Le Quotidien de l'Art

Acteurs de l'art

Bertrand Rigaux, sens dessus dessous

Bertrand Rigaux, sens dessus dessous
Bertrand Rigaux.
Bertrand Rigaux/Adagp, Paris 2021.

Il est primordial pour un artiste de disposer d’un texte critique de qualité sur son travail. C'est le souhait d'encourager ce format d'écriture qui est à l'origine des bourses Ekphrasis, lancées par l'ADAGP en association avec l’AICA France et le Quotidien de l’Art : elles ont pour objet de mettre en relation 10 artistes avec autant de critiques. Les textes des 10 lauréats de cette première édition (dotés chacun de 2000 euros, couvrant la rédaction du texte et sa traduction) seront publiés au long de l'année dans le Quotidien de l'Art, au rythme d'un par mois. Dans cette neuvième livraison, Éric Suchère se penche sur le travail de Bertrand Rigaux.

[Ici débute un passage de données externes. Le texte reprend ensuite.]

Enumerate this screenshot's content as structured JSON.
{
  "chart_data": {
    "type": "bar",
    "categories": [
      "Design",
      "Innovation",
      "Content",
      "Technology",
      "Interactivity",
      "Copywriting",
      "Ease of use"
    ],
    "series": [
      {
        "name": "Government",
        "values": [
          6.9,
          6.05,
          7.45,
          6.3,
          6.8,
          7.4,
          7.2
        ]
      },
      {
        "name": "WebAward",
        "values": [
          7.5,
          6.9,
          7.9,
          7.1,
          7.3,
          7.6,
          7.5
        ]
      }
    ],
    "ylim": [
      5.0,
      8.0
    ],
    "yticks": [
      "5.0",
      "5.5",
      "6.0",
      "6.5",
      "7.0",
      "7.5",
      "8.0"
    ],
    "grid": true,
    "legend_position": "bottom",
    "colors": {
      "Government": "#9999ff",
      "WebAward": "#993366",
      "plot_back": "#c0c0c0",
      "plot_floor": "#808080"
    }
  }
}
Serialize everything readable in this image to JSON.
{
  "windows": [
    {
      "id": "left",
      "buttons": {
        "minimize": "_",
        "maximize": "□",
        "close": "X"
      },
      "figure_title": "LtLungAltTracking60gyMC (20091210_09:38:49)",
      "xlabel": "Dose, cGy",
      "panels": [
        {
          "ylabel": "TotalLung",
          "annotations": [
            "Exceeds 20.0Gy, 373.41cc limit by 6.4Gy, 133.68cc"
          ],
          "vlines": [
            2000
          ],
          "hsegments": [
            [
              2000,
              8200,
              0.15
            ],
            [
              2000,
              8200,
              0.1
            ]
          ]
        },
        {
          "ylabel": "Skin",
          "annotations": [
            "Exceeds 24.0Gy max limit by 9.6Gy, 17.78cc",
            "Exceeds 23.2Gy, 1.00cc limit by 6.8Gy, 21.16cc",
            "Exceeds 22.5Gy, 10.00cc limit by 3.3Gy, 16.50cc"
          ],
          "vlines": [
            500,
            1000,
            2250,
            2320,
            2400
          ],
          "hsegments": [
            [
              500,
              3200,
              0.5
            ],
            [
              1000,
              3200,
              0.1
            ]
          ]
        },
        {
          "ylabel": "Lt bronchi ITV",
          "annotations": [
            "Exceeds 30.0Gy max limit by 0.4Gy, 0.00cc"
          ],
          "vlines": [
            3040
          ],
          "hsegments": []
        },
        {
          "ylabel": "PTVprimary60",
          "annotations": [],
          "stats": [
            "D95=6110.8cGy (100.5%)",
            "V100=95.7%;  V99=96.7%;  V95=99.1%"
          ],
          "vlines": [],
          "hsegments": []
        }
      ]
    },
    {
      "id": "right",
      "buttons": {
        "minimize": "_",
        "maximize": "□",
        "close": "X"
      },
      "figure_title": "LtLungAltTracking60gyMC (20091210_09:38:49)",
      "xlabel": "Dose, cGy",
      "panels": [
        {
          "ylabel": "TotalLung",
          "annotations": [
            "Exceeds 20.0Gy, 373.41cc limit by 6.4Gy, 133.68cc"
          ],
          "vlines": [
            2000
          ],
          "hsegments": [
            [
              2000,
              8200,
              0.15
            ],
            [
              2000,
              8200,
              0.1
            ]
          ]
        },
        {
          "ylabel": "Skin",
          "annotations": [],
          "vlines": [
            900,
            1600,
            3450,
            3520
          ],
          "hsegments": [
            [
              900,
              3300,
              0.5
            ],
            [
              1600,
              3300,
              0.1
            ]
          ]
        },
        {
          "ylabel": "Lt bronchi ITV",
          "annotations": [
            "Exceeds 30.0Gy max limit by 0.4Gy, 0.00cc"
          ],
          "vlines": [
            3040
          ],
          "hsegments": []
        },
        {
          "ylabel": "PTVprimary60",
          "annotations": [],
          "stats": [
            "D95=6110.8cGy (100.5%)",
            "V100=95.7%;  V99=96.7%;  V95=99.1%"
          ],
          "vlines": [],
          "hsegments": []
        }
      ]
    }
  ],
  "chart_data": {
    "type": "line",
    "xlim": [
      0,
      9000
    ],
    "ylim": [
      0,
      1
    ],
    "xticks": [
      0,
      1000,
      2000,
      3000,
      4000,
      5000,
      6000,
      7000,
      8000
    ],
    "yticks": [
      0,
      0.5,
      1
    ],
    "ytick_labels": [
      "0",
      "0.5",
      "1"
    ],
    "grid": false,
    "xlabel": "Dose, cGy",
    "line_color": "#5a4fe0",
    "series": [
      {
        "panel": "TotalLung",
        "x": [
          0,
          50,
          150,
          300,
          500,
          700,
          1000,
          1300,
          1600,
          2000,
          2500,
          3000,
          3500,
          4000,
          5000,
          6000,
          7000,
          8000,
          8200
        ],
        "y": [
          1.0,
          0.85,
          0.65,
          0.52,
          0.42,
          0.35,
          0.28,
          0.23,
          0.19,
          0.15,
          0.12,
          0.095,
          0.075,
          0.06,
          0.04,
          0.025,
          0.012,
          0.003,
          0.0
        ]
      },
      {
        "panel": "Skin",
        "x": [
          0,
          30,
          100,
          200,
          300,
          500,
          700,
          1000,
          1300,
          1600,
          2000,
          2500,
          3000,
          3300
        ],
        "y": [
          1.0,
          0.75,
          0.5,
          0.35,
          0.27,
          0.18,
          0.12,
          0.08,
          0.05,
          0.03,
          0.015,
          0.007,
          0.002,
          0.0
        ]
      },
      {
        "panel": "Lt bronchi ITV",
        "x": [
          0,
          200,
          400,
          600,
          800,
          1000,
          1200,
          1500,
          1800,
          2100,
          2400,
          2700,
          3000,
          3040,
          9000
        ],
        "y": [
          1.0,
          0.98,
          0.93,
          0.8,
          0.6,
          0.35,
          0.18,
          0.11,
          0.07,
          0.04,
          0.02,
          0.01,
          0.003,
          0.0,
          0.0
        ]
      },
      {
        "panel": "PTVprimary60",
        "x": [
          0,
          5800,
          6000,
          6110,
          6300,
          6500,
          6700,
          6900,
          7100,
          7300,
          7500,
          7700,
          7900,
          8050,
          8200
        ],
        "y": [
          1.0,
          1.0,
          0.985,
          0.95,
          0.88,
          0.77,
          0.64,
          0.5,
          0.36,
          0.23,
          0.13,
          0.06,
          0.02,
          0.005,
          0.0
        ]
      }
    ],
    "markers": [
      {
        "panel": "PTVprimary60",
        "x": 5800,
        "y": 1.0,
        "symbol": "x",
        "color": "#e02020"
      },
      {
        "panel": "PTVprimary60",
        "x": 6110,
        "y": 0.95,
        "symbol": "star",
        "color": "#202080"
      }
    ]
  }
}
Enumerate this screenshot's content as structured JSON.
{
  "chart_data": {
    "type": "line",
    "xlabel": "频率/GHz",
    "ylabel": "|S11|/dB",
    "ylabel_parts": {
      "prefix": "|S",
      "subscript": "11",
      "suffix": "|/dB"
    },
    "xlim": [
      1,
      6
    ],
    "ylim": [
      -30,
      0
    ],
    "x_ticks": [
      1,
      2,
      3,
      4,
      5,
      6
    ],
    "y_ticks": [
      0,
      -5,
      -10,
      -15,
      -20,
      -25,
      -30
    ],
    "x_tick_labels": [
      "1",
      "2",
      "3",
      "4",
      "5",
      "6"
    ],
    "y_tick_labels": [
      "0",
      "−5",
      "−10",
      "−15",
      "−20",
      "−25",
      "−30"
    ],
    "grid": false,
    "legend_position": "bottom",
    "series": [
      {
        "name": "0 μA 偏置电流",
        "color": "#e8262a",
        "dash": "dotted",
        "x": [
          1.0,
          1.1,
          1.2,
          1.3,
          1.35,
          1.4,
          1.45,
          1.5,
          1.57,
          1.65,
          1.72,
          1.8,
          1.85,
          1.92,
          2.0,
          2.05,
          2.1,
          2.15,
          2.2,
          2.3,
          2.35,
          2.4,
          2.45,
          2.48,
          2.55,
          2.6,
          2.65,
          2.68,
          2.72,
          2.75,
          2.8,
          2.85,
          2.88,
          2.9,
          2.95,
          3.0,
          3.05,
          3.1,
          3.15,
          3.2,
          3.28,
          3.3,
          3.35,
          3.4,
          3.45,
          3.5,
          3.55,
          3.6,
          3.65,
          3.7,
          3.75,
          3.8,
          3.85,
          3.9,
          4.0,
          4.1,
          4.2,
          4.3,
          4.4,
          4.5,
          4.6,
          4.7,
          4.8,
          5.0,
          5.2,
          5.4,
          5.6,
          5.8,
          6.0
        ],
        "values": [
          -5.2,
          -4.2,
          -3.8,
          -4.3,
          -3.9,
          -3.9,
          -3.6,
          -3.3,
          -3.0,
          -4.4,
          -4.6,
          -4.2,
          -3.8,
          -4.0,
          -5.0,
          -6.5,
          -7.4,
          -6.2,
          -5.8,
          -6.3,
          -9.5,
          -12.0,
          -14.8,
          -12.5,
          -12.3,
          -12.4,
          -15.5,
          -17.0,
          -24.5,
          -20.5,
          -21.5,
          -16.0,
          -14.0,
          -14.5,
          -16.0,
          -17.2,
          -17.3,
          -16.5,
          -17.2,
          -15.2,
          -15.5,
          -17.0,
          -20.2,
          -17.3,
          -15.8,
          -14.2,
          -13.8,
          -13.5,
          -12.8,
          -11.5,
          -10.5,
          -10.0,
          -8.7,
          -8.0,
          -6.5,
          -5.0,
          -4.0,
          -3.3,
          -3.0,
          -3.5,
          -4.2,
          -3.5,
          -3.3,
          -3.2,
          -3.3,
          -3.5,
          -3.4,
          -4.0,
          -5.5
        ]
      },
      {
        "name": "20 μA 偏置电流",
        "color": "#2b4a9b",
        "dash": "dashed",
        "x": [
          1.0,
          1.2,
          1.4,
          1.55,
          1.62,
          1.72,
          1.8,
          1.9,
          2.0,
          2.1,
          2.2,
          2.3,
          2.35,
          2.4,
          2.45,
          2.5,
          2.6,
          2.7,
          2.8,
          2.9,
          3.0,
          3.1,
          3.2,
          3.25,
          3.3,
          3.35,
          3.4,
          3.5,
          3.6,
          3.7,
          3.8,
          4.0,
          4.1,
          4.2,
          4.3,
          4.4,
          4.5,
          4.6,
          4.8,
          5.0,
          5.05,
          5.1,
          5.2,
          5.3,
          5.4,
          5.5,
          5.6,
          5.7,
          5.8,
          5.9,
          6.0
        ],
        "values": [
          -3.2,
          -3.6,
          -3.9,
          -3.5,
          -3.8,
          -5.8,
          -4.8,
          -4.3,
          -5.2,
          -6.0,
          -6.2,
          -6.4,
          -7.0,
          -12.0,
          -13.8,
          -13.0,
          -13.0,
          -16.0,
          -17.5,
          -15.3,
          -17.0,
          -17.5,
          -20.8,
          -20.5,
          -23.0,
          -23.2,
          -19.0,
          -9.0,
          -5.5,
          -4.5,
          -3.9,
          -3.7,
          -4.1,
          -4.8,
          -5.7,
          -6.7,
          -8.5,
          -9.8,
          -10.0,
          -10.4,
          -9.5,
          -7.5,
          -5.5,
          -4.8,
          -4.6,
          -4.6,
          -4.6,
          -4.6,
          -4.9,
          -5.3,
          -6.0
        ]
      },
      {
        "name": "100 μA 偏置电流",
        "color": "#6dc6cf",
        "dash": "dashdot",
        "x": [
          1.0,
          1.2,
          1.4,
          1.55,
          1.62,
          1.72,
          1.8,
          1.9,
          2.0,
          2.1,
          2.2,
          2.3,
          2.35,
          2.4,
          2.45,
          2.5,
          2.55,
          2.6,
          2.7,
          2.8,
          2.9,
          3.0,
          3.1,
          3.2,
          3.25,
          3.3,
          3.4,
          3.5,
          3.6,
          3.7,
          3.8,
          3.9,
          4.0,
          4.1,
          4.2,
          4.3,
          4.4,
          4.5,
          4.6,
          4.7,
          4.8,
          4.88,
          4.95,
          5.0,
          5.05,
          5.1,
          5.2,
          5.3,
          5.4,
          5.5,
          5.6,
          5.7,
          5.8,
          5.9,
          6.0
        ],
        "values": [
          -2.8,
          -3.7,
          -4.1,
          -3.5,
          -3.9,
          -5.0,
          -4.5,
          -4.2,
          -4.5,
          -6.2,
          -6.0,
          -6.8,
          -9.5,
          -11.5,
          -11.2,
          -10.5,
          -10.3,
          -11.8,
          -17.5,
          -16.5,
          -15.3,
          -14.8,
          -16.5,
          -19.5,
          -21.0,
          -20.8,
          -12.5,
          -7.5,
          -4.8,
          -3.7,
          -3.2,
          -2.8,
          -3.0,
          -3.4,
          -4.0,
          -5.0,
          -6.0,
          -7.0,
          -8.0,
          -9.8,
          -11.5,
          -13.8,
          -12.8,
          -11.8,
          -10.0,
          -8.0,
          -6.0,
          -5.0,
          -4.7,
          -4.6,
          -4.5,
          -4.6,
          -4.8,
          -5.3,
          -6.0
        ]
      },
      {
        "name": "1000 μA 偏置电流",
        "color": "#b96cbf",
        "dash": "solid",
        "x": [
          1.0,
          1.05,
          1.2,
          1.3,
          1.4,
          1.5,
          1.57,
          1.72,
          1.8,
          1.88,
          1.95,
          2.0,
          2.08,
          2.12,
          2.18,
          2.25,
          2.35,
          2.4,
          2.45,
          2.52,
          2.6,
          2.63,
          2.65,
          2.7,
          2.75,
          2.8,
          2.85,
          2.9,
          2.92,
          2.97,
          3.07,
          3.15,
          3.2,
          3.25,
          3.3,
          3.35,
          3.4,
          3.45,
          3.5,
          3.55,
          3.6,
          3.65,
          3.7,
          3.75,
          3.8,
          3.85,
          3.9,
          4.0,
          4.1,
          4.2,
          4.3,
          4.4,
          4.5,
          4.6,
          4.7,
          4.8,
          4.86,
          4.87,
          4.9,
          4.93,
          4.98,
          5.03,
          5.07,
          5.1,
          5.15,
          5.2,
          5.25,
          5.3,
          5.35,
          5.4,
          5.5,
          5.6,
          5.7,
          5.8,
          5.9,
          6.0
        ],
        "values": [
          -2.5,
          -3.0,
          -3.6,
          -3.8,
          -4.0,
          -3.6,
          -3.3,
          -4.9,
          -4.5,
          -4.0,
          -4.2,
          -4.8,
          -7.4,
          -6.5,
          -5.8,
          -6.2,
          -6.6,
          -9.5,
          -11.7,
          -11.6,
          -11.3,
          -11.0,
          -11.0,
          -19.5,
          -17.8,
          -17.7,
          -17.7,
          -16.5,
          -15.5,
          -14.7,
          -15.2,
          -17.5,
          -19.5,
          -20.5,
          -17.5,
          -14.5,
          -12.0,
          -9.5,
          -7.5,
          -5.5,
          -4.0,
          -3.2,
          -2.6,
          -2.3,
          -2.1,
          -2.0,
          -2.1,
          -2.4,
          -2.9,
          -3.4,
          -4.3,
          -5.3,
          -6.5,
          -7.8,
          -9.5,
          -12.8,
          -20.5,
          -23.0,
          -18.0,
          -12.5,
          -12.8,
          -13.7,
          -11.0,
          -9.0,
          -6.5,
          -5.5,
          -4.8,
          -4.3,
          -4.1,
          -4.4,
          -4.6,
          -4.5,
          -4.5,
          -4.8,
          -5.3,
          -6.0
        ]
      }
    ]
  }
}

À mi-chemin entre poésie et art contemporain, Bertrand Rigaux écrit des textes auxquels il donne des incarnations multiples en les sortant de la page : performances, inscriptions murales, pièces sonores… viennent augmenter, amplifier ou faire dériver la matrice textuelle.

Les premières œuvres de Bertrand Rigaux sont des vidéos simples, des plans fixes, dans l’inaction où il se passe à peine quelque chose, dans le silence, dans la focalisation sur, comme une dormeuse dans l’herbe, par exemple (Dormeuse, 2003). Dans Le Cours des cours (2008), le dispositif technique s’est complexifié, mais l’objectif reste identique. Ce qui est montré est tout aussi simple : une circulation, celle des cours inverses de l’eau et des nuages séparés par une berge, « nymphéas » contemporains à tendance hypnotique. Le regardeur ceinturé par la projection est englouti dans l’image, en son centre, comme par un siphon.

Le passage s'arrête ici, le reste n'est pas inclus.